Darren Shan (real name: Darren O’Shaughnessy) is famous for his YA horror stories: from Cirque du Freak on, so if your child has a penchant for the darker side of fantasy, Shan is probably a household name.
As the final instalment of his latest Zom-B series approaches, we sat down to discuss the light and dark sides of being a teenager, why zombies work with strong themes, and how he’s managed to publish twelve books in just four years.
Writing for the cusp
Though now he’s most famous for his YA writing, Shan originally started out writing for adults. He still writes for older readers, but he confesses that if he was forced to pick, nowadays he would choose YA.
“I was at my most voracious as a reader in my teens,” he explains. “I was reading a couple of books a week, I’d just plough through them… I think as teenagers, the world is very bright and dark at the same time. Our brains are all in a whirr; we experience these huge highs, these seemingly terrible lows. We just deal with it and get on with it, but it’s a really interesting time in our lives: as we become teens, we find our voice and we start to make choices that are going to affect our lives and where we’re going to go. We can go in all sorts of different directions as teenagers, as adults I think we’re more set in our ways… I really like tapping back into that.”

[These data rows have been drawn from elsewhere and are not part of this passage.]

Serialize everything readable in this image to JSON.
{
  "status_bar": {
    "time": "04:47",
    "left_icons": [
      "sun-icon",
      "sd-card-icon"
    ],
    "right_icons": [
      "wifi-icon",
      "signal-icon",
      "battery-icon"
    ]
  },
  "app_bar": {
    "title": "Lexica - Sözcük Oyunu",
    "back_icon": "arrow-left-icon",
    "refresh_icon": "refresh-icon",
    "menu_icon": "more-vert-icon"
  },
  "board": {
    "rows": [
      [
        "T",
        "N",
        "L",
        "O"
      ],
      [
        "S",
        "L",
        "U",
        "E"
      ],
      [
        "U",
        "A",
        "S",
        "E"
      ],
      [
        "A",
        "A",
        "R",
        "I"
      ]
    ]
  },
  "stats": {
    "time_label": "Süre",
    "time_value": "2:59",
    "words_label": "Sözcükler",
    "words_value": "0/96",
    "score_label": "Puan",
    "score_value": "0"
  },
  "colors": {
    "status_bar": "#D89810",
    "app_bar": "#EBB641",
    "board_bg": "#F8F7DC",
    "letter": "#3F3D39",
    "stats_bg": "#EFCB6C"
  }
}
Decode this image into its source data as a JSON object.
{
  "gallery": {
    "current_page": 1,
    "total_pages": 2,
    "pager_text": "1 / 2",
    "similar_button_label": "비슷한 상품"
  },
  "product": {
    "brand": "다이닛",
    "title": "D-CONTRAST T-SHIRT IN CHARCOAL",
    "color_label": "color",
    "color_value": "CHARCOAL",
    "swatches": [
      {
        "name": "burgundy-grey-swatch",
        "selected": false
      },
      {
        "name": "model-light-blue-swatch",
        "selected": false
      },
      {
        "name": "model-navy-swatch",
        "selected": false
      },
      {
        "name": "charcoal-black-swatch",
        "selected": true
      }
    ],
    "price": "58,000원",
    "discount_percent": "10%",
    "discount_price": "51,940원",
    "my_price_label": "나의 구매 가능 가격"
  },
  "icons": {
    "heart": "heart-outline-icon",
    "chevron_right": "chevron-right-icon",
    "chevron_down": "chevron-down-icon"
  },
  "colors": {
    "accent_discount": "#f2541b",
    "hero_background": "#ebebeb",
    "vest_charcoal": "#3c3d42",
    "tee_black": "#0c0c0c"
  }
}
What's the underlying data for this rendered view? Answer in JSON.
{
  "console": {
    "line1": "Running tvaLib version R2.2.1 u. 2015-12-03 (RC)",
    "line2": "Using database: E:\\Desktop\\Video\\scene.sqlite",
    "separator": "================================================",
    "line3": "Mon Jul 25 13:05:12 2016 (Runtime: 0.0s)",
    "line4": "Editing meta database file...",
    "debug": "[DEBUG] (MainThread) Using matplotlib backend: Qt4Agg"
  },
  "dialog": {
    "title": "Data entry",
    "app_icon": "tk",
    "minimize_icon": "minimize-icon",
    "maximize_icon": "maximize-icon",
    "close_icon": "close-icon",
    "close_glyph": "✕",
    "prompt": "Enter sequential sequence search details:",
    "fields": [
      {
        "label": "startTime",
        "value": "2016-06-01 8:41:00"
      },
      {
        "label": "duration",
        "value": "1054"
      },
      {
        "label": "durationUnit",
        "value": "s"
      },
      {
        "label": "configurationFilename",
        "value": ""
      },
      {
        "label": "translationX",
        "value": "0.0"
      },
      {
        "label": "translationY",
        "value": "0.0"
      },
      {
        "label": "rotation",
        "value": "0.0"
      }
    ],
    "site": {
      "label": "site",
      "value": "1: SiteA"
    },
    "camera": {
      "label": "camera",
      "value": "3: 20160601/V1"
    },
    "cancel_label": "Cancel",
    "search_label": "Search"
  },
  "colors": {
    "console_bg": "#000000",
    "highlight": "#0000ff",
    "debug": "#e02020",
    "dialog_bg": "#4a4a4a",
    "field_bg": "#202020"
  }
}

If writing for YA audiences was a discovery, horror has always been a fixture, but catering for younger readers does mean Shan has to be careful about where he draws the line. “I remember as a teenager I was trapped between adulthood and childhood. I still loved reading Roald Dahl but I also loved Stephen King, Clive Barker and James Herbert. I think teenagers are drawn to both worlds so I try to tell stories that have all the darkness of adult books, but which are written with a younger audience in mind. I’m always conscious of not taking it too far, but at the same time I believe YA books can go very far. But I never glamourize violence, never write about it as an offhand thing. The violence is always there for a reason and I explore the consequences of it. It’s about how the characters come to terms with these events and overcome them.